Рок разрезал тишину на куски.
Голова молила о помощи… Тимофей лежал на диване и смотрел  в потолок. Слишком много молока… и секса тоже слишком много… Это было вчера. А сегодня лишь пустота… и сожаление… Всё по-старому, всё не хочет меняться… Тимофею было плохо… Он слушал звуки из музыкальных колонок. Там голос надрывался и кричал «Hate you…» или что-то вроде этого. Тимофей лежал и жалел себя… уже не первый раз. Ночь подсыпала снотворное, но глаза, по-прежнему ясные, не хотели спать, не хотели думать. Хотели лишь видеть её.
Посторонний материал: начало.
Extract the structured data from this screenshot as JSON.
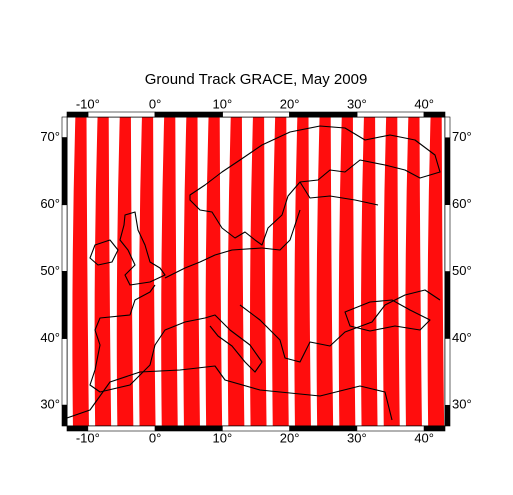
{
  "map": {
    "title": "Ground Track GRACE, May 2009",
    "xlim": [
      -13.1,
      43.1
    ],
    "ylim": [
      26.9,
      73.1
    ],
    "xticks": [
      {
        "value": -10,
        "label": "-10°"
      },
      {
        "value": 0,
        "label": "0°"
      },
      {
        "value": 10,
        "label": "10°"
      },
      {
        "value": 20,
        "label": "20°"
      },
      {
        "value": 30,
        "label": "30°"
      },
      {
        "value": 40,
        "label": "40°"
      }
    ],
    "yticks": [
      {
        "value": 30,
        "label": "30°"
      },
      {
        "value": 40,
        "label": "40°"
      },
      {
        "value": 50,
        "label": "50°"
      },
      {
        "value": 60,
        "label": "60°"
      },
      {
        "value": 70,
        "label": "70°"
      }
    ],
    "track_color": "#ff0000"
  }
}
Сколько прошло? Дней, недель, лет? Он часто задавал себе этот вопрос. Вот так просто лежал и истязал себя мыслями о ней. Это вошло у него в привычку: ему нравилось сходить с ума… Это такая игра, без правил. Тимофей не мог по-другому. Как молоко, это затянуло его, и он не мог сопротивляться. Он слабак, хотя и редко себе признавался в этом. Подумать только, какая-то баба ворвалась в его гениальный мир, перевернула всё с ног на голову! Раньше он никому такого не позволял. А её он любил… с первого вздоха или как там…
Другие? Их было много, очень. Тимофей поморщился. Ни одного лица он не мог вспомнить без особого напряга. Все одинаковые, как лабораторные мыши. Он даже улыбнулся. А она не такая. Почему? Почему она, зараза, не такая? Ночь уже съела почти всё освещение. Его знобило. Он сполз с дивана. Нужно на улицу, нужно сходить за молоком. 
. . . . . .

Он налил ещё немного. А ведь это она виновата, что он опять пьёт молоко. Если бы… Тимофей приказал себе заткнуться. Он вспомнил, как она просила его не пить это, как она плакала… А он не смог, не смог. Нет, она не виновата. Полезное действие молока заработало, и он ушёл в сон.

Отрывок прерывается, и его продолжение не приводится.